Cylix / cpp_redis

C++11 Lightweight Redis client: async, thread-safe, no dependency, pipelining, multi-platform - NO LONGER MAINTAINED - Please check https://github.com/cpp-redis/cpp_redis
MIT License
1.24k stars 551 forks source link

Crash when cpp_redis::redis_client is a static variable in Win #166

Closed wenhuancai closed 6 years ago

wenhuancai commented 6 years ago

The problem I encountered was that under win, you had to define the code to not crash.

WORD version = MAKEWORD(2, 2); WSADATA data; if (WSAStartup(version, &data) != 0) { std::cerr << "WSAStartup() failure" << std::endl; return -1; } But if I want to define the global cpp_redis::client client,It has problems. because the global variable definition,WSAStartup is not run.So it is error. I modified the windows_self_pipe. CPP. namespace tacopie { self_pipe::self_pipe(void) : m_fd(__TACOPIE_INVALID_FD) { //! Create a server WORD version = MAKEWORD(2, 2); WSADATA data; WSAStartup(version, &data); m_fd = ::socket(AF_INET, SOCK_DGRAM, 0); if (m_fd == __TACOPIE_INVALID_FD) { __TACOPIE_THROW(error, "fail socket()"); } it is right for running, I feel that the modification is not very good. Is there any other way?

Cylix commented 6 years ago

Hi,

Another way could be to use a wrapper rather than using a static variable.

For example you could have the following:

std::shared_ptr<cpp_redis::client> client_instance;

const std::shared_ptr<cpp_redis::client>& get_redis_instance() {
  if (client_instance == nullptr) {
    WORD version = MAKEWORD(2, 2);
    WSADATA data;
    WSAStartup(version, &data)

    client_instance = std::make_shared<cpp_redis::client>();
  }

  return client_instance;
}

That way, the redis client is still a global instance callable from anywhere, but only created once get_redis_instance() is called the first time, in which case you can do the windows socket initialization only once before you create the instance.

Another way could be to have a wrapper class that contains the redis instance as an attribute and does the windows init in the constructor. This class can be designed as a singleton depending on your need.

class redis_client {
public:
  redis_client() {
    WORD version = MAKEWORD(2, 2);
    WSADATA data;
    WSAStartup(version, &data);

    m_client = std::make_shared<cpp_redis::client>();
  }

private:
  std::shared_ptr<cpp_redis::client> m_client;
}

//! global instance
redis_client client;

Hope this can help and let me know if you need further assistance. Otherwise, let me know if I can close this ticket.

Best

wenhuancai commented 6 years ago

thank you!

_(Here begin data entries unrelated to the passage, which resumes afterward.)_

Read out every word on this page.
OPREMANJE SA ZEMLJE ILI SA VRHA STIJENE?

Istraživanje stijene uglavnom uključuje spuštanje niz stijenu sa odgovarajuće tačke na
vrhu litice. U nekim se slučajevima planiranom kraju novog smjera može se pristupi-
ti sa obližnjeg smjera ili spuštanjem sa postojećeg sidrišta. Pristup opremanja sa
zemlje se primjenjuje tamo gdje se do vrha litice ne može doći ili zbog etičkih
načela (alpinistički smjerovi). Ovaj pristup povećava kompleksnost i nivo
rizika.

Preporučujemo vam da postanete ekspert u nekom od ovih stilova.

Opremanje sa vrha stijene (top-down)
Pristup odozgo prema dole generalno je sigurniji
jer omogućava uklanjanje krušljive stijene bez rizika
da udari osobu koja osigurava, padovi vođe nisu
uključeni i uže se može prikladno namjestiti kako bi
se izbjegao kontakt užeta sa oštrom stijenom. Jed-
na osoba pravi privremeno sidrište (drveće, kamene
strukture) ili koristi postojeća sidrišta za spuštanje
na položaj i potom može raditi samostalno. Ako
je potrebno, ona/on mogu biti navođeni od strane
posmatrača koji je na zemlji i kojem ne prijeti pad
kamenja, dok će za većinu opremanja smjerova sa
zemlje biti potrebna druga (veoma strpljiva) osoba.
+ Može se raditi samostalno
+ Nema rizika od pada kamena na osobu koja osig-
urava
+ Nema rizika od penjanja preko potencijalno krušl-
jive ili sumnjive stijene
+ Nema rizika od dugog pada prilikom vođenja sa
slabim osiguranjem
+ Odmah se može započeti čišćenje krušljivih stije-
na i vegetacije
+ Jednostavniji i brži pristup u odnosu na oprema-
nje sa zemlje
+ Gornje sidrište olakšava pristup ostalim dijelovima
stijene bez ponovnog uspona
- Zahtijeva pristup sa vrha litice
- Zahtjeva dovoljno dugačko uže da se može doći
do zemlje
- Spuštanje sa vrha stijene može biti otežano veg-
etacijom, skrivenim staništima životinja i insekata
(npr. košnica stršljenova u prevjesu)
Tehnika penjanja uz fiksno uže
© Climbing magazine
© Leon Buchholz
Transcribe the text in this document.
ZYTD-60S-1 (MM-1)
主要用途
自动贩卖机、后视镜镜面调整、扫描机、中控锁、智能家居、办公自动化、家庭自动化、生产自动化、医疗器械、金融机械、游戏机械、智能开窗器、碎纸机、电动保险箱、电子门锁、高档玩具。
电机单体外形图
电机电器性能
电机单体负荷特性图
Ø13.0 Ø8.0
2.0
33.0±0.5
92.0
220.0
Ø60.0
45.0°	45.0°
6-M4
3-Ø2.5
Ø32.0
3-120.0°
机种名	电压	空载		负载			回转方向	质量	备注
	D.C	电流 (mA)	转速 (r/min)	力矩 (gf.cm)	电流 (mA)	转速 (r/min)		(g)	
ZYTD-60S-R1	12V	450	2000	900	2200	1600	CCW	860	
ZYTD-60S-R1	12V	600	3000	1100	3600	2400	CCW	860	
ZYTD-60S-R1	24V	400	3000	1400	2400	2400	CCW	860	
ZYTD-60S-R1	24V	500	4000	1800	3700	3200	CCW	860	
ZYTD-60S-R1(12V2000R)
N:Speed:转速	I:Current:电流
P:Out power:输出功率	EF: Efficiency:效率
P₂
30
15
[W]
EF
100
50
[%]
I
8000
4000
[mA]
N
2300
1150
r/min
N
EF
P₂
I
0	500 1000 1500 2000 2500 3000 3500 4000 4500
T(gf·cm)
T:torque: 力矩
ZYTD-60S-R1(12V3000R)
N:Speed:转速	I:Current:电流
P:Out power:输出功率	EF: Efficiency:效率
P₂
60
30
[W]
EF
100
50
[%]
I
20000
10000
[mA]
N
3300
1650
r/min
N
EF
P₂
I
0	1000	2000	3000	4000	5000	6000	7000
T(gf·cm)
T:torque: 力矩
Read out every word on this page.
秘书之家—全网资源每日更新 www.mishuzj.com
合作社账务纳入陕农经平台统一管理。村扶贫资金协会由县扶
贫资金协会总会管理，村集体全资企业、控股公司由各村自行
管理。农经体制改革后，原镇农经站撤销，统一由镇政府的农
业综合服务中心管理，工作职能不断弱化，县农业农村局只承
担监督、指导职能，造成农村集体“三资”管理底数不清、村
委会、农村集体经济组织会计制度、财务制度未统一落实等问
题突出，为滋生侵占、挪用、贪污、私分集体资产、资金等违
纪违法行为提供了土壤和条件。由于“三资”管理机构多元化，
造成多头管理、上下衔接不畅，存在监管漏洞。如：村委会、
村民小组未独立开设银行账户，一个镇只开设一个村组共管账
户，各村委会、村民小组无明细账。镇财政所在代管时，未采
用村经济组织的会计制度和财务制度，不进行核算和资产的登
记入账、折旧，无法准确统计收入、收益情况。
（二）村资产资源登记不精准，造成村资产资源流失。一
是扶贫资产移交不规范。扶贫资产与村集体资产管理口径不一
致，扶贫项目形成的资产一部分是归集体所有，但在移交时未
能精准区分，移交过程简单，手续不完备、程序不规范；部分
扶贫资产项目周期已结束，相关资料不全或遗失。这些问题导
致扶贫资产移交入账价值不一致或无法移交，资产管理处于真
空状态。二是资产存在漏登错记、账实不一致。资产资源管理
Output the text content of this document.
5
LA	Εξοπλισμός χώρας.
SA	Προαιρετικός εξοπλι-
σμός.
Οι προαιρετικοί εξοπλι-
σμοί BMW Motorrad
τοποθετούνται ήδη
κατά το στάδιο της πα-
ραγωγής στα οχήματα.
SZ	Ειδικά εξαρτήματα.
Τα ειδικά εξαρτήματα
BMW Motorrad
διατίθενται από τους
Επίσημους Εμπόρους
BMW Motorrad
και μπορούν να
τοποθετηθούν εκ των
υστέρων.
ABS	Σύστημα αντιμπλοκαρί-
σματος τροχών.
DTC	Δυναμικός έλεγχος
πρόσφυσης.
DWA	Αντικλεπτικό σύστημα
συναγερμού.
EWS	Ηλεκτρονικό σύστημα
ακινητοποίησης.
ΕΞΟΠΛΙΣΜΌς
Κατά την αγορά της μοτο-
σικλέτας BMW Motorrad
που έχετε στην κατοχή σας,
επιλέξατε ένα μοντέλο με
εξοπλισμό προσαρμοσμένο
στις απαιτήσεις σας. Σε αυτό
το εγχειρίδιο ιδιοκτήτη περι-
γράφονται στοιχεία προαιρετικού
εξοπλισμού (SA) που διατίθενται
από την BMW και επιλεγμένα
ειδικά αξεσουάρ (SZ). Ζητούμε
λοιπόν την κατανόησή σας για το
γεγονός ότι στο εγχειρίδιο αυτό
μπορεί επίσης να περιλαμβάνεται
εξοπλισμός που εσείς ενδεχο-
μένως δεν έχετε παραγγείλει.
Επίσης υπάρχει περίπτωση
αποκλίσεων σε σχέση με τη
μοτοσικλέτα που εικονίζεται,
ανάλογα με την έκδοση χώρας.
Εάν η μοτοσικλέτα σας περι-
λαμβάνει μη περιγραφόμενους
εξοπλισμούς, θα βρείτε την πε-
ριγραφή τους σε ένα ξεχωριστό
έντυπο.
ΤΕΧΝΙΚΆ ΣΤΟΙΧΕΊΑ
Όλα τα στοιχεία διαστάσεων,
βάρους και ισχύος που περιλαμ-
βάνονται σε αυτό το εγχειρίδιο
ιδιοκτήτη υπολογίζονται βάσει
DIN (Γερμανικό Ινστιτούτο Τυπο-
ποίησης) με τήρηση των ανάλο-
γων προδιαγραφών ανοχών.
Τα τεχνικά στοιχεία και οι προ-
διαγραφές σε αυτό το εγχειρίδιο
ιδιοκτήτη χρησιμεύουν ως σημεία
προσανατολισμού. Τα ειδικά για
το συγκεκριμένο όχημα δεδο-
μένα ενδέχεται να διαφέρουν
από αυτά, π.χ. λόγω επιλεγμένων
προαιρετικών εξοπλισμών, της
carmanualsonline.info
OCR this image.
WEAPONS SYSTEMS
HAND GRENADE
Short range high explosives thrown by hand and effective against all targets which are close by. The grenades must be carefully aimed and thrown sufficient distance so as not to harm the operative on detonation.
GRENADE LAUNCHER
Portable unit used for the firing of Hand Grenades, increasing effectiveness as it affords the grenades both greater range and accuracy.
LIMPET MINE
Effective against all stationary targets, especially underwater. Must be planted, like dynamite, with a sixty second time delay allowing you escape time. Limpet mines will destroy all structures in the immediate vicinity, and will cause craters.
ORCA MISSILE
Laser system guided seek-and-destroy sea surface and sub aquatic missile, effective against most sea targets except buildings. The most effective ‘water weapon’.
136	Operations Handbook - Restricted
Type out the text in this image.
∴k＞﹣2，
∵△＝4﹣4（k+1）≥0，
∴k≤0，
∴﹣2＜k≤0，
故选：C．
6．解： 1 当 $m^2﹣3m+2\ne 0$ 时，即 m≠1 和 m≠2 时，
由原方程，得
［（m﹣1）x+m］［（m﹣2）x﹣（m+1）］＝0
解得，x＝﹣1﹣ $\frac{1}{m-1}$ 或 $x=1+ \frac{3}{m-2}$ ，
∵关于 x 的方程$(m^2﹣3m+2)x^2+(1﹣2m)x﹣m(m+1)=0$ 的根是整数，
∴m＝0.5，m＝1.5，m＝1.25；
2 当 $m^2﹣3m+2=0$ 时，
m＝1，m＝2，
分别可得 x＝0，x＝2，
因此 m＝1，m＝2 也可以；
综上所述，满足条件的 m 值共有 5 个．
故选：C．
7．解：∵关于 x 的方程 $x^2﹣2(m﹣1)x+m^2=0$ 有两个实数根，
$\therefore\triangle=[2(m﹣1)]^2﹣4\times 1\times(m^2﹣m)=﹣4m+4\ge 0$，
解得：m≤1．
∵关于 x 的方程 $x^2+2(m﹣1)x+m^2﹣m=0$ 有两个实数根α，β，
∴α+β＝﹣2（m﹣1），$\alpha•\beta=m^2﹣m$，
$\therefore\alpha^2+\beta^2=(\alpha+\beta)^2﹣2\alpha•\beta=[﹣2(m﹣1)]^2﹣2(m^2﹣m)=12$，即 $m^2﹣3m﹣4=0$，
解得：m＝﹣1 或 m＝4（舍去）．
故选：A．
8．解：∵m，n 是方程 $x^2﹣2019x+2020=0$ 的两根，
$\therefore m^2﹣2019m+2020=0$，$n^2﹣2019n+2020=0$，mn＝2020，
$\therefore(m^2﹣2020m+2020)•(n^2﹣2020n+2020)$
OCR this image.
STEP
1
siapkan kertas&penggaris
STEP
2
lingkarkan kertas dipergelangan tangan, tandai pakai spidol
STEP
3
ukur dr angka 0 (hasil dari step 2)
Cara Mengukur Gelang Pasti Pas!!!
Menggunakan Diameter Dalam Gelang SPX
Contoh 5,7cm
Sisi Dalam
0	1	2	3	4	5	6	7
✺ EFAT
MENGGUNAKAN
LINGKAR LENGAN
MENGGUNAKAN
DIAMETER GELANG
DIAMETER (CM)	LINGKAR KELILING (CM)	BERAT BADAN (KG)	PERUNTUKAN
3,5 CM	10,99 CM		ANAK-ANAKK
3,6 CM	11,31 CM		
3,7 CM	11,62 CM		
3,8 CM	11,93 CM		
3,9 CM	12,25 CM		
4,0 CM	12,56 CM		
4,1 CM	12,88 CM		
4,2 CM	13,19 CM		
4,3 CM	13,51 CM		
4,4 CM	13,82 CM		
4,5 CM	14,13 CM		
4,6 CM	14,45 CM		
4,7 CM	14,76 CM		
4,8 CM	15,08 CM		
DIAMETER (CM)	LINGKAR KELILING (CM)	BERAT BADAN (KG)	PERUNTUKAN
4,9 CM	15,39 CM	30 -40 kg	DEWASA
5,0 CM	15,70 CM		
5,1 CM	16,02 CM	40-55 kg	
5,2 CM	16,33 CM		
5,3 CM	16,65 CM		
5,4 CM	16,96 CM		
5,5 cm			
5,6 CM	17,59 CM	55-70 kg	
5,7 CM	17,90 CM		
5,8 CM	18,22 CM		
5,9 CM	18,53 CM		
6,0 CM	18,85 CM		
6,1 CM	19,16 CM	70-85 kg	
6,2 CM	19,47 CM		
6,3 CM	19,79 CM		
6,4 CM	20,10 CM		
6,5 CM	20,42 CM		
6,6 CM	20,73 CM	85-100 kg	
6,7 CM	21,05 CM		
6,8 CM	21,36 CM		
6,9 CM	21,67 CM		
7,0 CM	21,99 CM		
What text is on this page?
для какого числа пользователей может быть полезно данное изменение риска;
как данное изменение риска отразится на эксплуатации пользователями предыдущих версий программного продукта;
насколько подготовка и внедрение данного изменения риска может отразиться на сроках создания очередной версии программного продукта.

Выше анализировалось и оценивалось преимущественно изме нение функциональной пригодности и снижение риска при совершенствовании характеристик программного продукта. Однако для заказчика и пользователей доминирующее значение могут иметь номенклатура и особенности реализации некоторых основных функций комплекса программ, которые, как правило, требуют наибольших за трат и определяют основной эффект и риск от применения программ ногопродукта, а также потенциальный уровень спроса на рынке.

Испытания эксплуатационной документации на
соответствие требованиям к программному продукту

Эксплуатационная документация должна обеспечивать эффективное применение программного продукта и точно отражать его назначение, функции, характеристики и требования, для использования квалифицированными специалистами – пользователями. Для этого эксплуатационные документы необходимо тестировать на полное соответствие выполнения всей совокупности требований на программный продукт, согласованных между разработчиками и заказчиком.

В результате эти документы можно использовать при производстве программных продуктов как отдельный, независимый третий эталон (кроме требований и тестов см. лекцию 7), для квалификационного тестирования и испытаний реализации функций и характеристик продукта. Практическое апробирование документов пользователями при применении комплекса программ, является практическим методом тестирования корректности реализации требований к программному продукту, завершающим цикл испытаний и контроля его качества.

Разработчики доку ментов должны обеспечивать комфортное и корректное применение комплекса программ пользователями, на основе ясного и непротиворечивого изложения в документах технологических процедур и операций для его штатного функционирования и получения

I'll try it right away.

wenhuancai commented 6 years ago
class GloblaRedis
{
public:
    GloblaRedis();
    ~GloblaRedis();

    cpp_redis::client readRdis;
    cpp_redis::client writeRdis;
public:
    /*static std::shared_ptr<GloblaRedis> get()
    {
        if (nullptr == gClient) {
            WORD version = MAKEWORD(2, 2);
            WSADATA data;
            WSAStartup(version, &data);
             gClient = std::make_shared<GloblaRedis>();;
        }
        return gClient;
    }*/
    public:
        //static GloblaRedis gClient;
   std::shared_ptr<GloblaRedis> gClient;
};

Why you say this method is wrong. image But using my annotated code. Singleton Mode is right. Isn't it wrong to define static variables?

Cylix commented 6 years ago

Defining static variable is not wrong depending on what you do with them. Your example with the commented code is right because that's not the cpp_redis::client which is a static variable, but your GlobalRedis object.

The most important is that you make the order of initialization (between windows init and cpp_redis) defined (thanks to using constructor / global variable / wrapper function / whatever) rather than undefined as before.

I'm closing this ticket as the underlying issue is resolved, but feel free to re-open it if you feel the need.